Posts Tagged ‘digital generation’

“Alternative Realities:” China’s Digital Documentary Filmmakers

Monday, April 26th, 2010

1428 (dir. Du Haibin)

In the newest issue of RealTime Arts Magazine, there is a rousing article by Dan Edwards on the significance of digital independent filmmaking in China. Here’s the opening passage:

While China’s political system remains deeply authoritarian, the country’s overwhelming size and explosive growth have opened cavernous gaps in the government’s control of culture, through which a new generation of DV-wielding documentary filmmakers has climbed.

Edwards profiles films such as Hu Jie’s In Search of Lin Zhao’s Soul, Ou Ning’s Meishi Street, and Du Haibin’s 1428 (editor: The latter two are distributed by dGenerate Films). He also interviews three notable figures in the contemporary digital filmmaking scene: producer/journalist David Bandurski (Ghost Town), artist/filmmaker Ou Ning and filmmaker/journalist Hu Jie. Here are some choice quotes from each:

Bandurski: “I’ve never heard an independent filmmaker in China ask themselves, ‘Can I do this?… Independent filmmaking is the freest avenue of expression that exists in China today.”

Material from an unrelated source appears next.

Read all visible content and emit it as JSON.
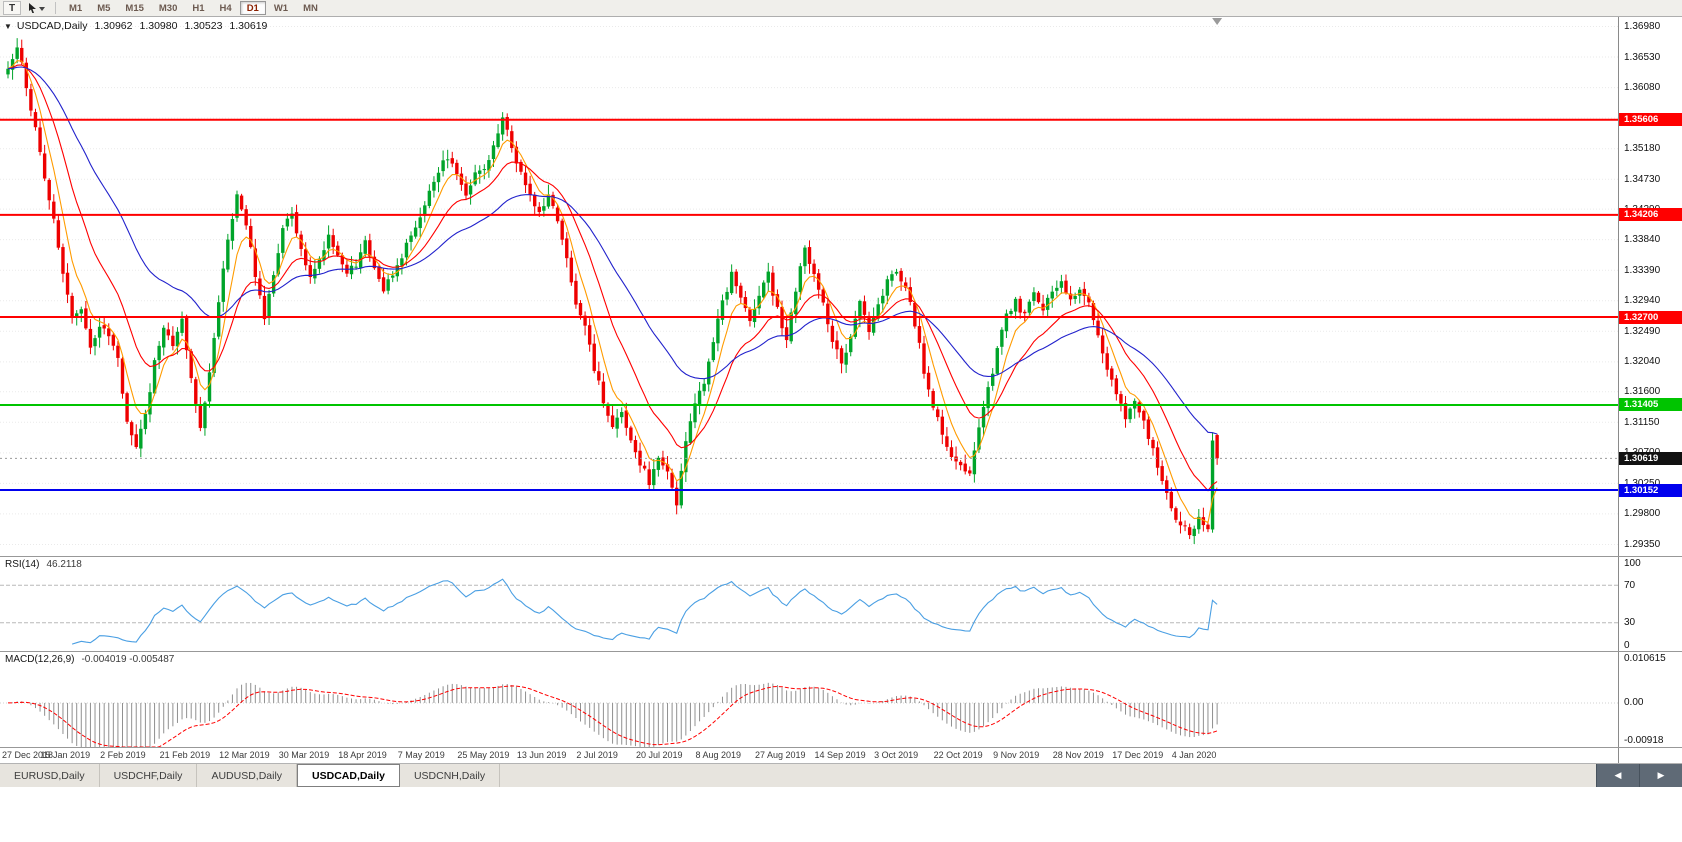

Ou: “Before, history only had one version – by the Chinese Communist Party… Now with digital technology history has different versions.”

Hu: “I knew very little about the history of the 1950s and 60s… While making Lin Zhao I had the sense that I was feeling around in the dark. Then I found the door of history, opened it and walked through. There I found a lot of ridiculous, cruel stories that really shocked me, and that was the motivation to go further.”

Read the complete article at RealTime Arts.

Find out more about Meishi Street, 1428, and Ghost Town.

New York Times article on the Chinese digital underground!

Tuesday, September 29th, 2009

In the midst of Ghost Town-New York Film Festival madness, a little newspaper called the New York Times decided to spotlight the burgeoning independent Chinese film scene in last Sunday’s edition. Reporter Kirk Semple explores the nuanced relationship (or lack thereof) between underground filmmakers like Ghost Town‘s Zhao Dayong and The Other Half‘s Ying Liang, and the Chinese government requirement that all films be approved by the state-run Film Bureau.

It’s a great educational primer for anyone seeking to understand the political context and artistic environment within which all of dGenerate Films’ filmmakers operate. Throw in a choice quote from dGenerate Films’ president Karin Chien, and you’ve got a must-read and a nice victory for us and our filmmakers.

Read the New York Times article “Indie Filmmakers: China’s New Guerillas” here

Ghost Town: a New Chapter for Chinese Cinema at the New York Film Festival

Wednesday, August 19th, 2009
Ghost Town (photo courtesy of Fanhall Films)

Ghost Town (photo courtesy of Fanhall Films)

Marking a breakthrough for the Chinese digital filmmaking community, director Zhao Dayong’s Ghost Town (Fei Cheng, 2008) was selected for the 47th New York Film Festival (September 25 – October 11), as the only Chinese entry in the lineup. This low-budget documentary shot on HD has never been shown in any major festival outside China; as of this article it has yet to even appear on IMDb and All Movie Guide. Yet it joins a prestigious NYFF lineup that features new works by renowned directors such as Alain Resnais, Pedro Almodovar, Jacques Rivette, and Lars von Trier. Its inclusion in the NYFF represents a first in the festival’s program: a nod to China’s digital generation of documentary filmmakers.

According to the website of Fanhall Films, a multi-faceted indie film support organization based in Beijing, the three-hour documentary is not about phantoms, but the Lisu and Nu minority villagers in the abandoned halls of a remote former communist county seat in the southwestern province of Yunnan, China. Consisting of three chapters, “Voices,” “Recollections,” and “Innocence,” the film observes and records the mode of existence of the nameless and the forgotten, offering extraordinary insights into such topics as religious faith, relationships, juvenile deviants, generational differences, and lost history.

Dennis Lim, a member of this year’s NYFF jury and a major voice in promoting Chinese independent cinema, shared his reasons for selecting the film with dGenerate Films’ Kevin Lee: “Ghost Town is one of the most surprising and rewarding films I’ve seen all year, one of the most important films to have emerged from the booming (but still underexplored) field of Chinese independent documentaries.” Fellow jury member Scott Foundas also considered the film an exciting discovery, exclaiming: “I didn’t think there was another Jia Zhangke or Wang Bing lurking out there, but it turns out there is!”